Of course all this is very speculative. We could also bounce here and never see rates this low again, but that stance seems to be harder and harder to support with facts and logic--especially as we get closer to the 2020 presidential election. Our friends at BMO Capital Markets explain:
"Our take on Trump’s attempts to achieve a compromise with Beijing is that the window of opportunity is quickly closing – the 2020 election campaign will heat up soon (as if it already hasn’t) and China is undoubtedly calculating the odds of simply attempting to wait out The Donald in hopes for a new cast of the players on the other side of the table." -Ian Lyngen, Head of US Rates Strategy, BMO
For whatever it's worth, the super long term relationship between stocks and bonds suggests a strong possibility of more bond buying. Each time stocks have begun to level off during the Great Recovery, volatility has increased and bond yields have surged below 1.60%. This time around, the increase in volatility is MUCH bigger and it probably hasn't run its course yet.

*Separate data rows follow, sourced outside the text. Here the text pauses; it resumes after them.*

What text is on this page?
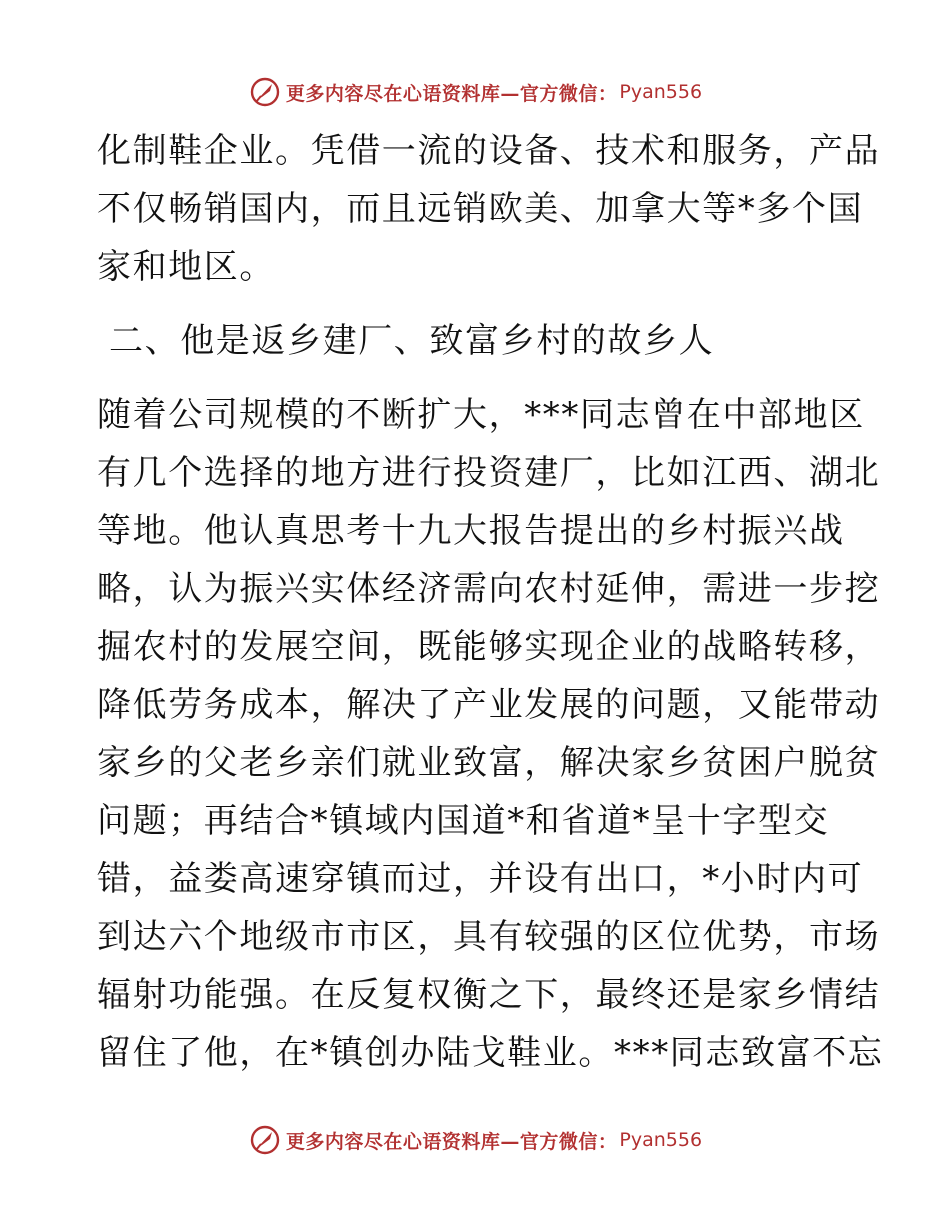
更多内容尽在心语资料库—官方微信： Pyan556
化制鞋企业。凭借一流的设备、技术和服务，产品
不仅畅销国内，而且远销欧美、加拿大等*多个国
家和地区。
二、他是返乡建厂、致富乡村的故乡人
随着公司规模的不断扩大，***同志曾在中部地区
有几个选择的地方进行投资建厂，比如江西、湖北
等地。他认真思考十九大报告提出的乡村振兴战
略，认为振兴实体经济需向农村延伸，需进一步挖
掘农村的发展空间，既能够实现企业的战略转移，
降低劳务成本，解决了产业发展的问题，又能带动
家乡的父老乡亲们就业致富，解决家乡贫困户脱贫
问题；再结合*镇域内国道*和省道*呈十字型交
错，益娄高速穿镇而过，并设有出口，*小时内可
到达六个地级市市区，具有较强的区位优势，市场
辐射功能强。在反复权衡之下，最终还是家乡情结
留住了他，在*镇创办陆戈鞋业。***同志致富不忘
更多内容尽在心语资料库—官方微信： Pyan556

Apart from the fact that predicting the future tends to be tricky, we also need to ask ourselves how well any of this hypothetical movement could translate to mortgage rates. MBS prices have been stuck in the mud on a relative basis, and it's painfully obvious every time we look at an updated chart comparing inverted prices to Treasury yields:
While it's true that MBS definitely have room to improve versus Treasuries when and if markets calm down, it's also true that QE3 in 2012 set an unattainable pinnacle of MBS competitiveness--one that we're not likely to see again in our lifetimes (due to the unique variables surrounding the Fed's attempt to finally extinguish the smoldering embers left over from a once-in-a-lifetime mortgage crisis). Since then, MBS performance has been just a bit weaker each time we've visited the extremes. With the Fed now favoring Treasuries over MBS when it comes to balance sheet reinvestments, we simply shouldn't expect prices to be able to get back to where they were the last time 10yr yields were where they are (or where they may be going!).